Rectangular coordinates, also known as Cartesian coordinates, are used to determine a position in a plane using two numbers. These numbers are \(x\) and \(y\), where \(x\) represents the horizontal distance from the origin, and \(y\) represents the vertical distance from the origin.

This coordinate system is based on a grid with perpendicular axes, allowing for easy calculation of distances and angles. Here are the main points to understand about rectangular coordinates:

• The plane is divided into four quadrants by the x-axis (horizontal) and the y-axis (vertical).
• Coordinates are written as \( (x, y) \).
• The origin is the point \( (0, 0) \), where the x-axis and y-axis intersect.

Understanding rectangular coordinates is essential in dealing with various mathematical and scientific problems since it provides a simple but powerful way to express and transform points in space.

Polar coordinates offer a different system for expressing points in a plane, defined by a radius and an angle. Instead of using \(x\) and \(y\) like the rectangular system, polar coordinates use \(r\) and \(\theta\). These represent the distance from the origin and the angle from a reference direction, respectively.

In the polar system:

• The radius \(r\) indicates how far the point is from the origin.
• The angle \(\theta\) is measured in radians or degrees, usually from the positive x-axis.
• Coordinates are described as \( (r, \theta) \).
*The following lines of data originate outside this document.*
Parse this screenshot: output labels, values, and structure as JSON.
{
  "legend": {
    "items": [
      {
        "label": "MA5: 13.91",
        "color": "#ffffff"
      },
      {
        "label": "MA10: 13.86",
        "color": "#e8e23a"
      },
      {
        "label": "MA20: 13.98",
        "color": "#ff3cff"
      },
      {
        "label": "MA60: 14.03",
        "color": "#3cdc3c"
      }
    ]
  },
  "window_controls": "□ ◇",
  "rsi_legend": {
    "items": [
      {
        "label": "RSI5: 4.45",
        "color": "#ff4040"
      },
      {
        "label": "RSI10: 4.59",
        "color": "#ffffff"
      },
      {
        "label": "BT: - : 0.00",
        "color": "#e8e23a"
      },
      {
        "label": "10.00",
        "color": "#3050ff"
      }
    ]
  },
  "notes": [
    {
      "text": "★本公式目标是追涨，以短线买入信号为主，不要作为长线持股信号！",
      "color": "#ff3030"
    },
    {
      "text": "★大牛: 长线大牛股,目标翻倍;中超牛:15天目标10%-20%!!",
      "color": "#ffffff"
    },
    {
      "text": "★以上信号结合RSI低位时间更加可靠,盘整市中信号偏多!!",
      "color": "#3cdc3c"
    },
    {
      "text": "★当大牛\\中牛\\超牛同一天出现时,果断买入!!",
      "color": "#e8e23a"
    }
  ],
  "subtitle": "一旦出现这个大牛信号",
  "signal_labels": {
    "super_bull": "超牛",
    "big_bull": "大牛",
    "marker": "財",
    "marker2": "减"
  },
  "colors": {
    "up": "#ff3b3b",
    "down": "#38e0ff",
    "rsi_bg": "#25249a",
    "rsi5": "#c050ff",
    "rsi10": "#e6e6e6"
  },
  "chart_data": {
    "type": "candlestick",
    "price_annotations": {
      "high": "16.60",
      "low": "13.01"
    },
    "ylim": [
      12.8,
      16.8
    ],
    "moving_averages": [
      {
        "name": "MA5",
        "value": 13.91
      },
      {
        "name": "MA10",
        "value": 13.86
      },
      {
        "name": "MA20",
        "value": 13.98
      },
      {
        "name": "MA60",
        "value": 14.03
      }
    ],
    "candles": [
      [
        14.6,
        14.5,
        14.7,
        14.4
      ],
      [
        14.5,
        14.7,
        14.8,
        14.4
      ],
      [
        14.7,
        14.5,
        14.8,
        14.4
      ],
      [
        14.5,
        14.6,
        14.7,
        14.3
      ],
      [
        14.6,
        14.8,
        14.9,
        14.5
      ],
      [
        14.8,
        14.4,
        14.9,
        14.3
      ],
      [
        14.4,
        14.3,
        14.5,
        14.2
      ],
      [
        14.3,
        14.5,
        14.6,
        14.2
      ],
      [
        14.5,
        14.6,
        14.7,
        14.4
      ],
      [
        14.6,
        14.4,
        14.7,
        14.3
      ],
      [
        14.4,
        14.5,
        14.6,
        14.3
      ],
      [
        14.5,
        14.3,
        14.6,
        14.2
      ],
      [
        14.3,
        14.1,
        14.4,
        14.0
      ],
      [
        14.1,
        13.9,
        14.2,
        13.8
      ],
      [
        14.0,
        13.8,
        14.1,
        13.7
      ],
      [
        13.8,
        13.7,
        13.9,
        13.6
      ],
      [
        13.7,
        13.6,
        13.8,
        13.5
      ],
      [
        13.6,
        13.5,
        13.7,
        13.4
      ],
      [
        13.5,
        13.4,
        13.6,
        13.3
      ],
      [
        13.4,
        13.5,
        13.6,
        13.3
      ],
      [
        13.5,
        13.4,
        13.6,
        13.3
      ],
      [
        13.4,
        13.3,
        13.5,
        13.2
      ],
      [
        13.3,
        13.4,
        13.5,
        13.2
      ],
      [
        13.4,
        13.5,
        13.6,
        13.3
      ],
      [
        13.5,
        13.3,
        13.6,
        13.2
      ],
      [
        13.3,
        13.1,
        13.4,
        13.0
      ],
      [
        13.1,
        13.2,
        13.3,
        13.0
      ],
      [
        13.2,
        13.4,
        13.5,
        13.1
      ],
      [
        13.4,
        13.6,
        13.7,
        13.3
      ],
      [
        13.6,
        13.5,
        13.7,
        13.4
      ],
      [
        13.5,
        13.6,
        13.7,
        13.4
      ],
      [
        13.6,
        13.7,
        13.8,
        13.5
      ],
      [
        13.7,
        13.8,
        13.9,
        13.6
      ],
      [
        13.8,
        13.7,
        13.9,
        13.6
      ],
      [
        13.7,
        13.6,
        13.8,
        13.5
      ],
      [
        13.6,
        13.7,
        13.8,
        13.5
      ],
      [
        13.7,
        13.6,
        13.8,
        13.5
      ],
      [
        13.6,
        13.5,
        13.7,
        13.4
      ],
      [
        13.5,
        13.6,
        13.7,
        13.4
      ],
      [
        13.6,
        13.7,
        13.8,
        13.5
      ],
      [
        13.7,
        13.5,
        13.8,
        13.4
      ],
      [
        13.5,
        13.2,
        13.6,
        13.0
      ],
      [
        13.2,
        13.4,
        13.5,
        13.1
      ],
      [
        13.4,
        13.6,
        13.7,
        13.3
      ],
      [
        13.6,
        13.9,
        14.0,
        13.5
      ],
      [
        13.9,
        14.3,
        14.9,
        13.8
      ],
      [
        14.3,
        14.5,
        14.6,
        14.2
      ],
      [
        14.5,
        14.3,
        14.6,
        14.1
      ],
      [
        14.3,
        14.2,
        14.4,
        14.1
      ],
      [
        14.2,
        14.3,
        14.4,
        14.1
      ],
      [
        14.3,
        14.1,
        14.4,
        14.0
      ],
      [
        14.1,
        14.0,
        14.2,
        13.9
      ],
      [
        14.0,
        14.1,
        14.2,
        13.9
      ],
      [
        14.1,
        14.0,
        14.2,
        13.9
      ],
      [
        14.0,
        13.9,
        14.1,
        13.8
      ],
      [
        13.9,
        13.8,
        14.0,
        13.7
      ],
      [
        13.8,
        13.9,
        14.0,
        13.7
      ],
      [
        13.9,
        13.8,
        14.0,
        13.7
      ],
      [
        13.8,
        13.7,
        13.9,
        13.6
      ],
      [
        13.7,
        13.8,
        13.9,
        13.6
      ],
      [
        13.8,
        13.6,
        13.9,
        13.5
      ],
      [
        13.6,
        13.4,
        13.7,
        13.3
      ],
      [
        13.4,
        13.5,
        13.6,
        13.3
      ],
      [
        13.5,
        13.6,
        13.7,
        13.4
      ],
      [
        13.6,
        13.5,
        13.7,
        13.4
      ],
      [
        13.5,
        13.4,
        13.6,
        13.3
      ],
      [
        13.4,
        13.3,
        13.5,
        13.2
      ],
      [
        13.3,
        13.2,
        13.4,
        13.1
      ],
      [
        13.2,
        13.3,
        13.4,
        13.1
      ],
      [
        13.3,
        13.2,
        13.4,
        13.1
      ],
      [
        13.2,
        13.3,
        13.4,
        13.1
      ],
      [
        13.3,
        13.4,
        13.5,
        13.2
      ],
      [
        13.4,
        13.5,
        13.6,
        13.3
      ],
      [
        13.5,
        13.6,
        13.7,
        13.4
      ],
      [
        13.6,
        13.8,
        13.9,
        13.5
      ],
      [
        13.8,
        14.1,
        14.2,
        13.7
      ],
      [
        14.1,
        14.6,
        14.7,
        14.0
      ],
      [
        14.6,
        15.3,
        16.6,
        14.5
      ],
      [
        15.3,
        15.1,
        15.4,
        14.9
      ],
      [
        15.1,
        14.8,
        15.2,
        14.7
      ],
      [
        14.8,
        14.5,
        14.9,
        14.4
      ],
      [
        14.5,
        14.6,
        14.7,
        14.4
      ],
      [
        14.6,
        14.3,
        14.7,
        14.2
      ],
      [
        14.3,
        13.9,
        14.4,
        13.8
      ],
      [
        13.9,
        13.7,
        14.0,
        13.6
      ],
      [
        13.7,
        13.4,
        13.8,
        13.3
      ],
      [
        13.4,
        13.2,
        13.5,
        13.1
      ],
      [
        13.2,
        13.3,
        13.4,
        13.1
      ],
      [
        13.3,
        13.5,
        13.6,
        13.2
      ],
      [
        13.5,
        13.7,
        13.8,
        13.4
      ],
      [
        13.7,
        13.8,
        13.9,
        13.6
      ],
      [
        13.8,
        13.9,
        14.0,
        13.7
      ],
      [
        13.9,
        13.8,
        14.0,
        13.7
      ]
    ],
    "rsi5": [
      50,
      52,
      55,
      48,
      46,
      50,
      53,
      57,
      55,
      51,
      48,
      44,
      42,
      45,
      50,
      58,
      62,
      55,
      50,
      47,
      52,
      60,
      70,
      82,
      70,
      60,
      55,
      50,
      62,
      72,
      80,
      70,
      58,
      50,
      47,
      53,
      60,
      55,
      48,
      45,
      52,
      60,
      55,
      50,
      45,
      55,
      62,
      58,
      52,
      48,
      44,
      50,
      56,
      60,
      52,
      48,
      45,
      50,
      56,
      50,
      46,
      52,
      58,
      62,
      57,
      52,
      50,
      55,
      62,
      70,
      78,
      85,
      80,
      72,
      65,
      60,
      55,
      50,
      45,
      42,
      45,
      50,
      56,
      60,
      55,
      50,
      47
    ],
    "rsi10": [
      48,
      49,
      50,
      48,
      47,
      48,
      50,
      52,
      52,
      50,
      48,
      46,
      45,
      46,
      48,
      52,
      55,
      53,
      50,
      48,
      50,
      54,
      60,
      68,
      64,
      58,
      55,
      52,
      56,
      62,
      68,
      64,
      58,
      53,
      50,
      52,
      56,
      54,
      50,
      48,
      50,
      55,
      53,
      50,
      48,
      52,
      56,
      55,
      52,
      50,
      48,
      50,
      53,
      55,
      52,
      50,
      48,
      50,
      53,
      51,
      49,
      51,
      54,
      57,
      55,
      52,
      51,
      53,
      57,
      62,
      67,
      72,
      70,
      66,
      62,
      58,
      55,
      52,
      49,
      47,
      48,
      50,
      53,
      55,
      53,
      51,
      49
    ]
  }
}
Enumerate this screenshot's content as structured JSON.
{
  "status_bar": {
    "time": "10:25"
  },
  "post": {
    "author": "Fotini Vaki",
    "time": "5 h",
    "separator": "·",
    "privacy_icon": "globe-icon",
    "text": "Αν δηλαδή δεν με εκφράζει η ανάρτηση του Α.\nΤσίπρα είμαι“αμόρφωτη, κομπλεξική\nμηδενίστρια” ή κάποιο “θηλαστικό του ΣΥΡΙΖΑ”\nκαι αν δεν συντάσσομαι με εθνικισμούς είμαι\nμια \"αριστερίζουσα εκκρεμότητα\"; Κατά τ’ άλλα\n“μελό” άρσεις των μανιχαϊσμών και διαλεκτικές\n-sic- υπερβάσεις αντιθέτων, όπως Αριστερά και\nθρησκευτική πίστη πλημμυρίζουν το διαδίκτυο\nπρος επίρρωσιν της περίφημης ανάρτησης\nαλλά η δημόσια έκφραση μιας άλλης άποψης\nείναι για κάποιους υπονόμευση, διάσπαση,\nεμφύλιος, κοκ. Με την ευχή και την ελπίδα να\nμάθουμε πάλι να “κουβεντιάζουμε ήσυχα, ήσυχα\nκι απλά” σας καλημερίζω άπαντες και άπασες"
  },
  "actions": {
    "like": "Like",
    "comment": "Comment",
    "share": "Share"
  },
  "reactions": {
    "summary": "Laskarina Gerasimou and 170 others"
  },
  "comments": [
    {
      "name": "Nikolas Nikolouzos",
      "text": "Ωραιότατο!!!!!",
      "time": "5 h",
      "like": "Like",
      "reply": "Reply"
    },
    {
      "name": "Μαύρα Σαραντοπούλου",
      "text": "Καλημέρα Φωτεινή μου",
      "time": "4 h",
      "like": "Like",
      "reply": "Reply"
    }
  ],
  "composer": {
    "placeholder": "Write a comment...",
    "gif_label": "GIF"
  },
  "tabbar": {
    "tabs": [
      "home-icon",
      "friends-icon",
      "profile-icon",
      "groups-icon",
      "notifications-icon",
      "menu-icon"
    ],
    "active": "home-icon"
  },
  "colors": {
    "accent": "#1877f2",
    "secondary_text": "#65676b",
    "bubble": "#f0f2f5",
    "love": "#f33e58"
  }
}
Polar coordinates are particularly useful in scenarios involving circular motion or periodic functions, as they align naturally with the properties of circles and waves.

The conversion between polar and rectangular coordinates allows us to switch between these two systems of describing locations in a plane. This involves using specific formulas to translate a point from one coordinate system to the other.

To convert from polar coordinates \( (r, \theta) \) to rectangular coordinates \( (x, y) \), use the following formulas:

• \( x = r \cos \theta \)
• \( y = r \sin \theta \)
• \( r^2 = x^2 + y^2 \)

These formulas let you break down any problem involving different equations or coordinate systems into more manageable parts by converting them into a familiar system.

Understanding these conversions is crucial when dealing with problems requiring switches between the coordinate systems, as seen in tasks like converting polar equations to rectangular equations and vice versa.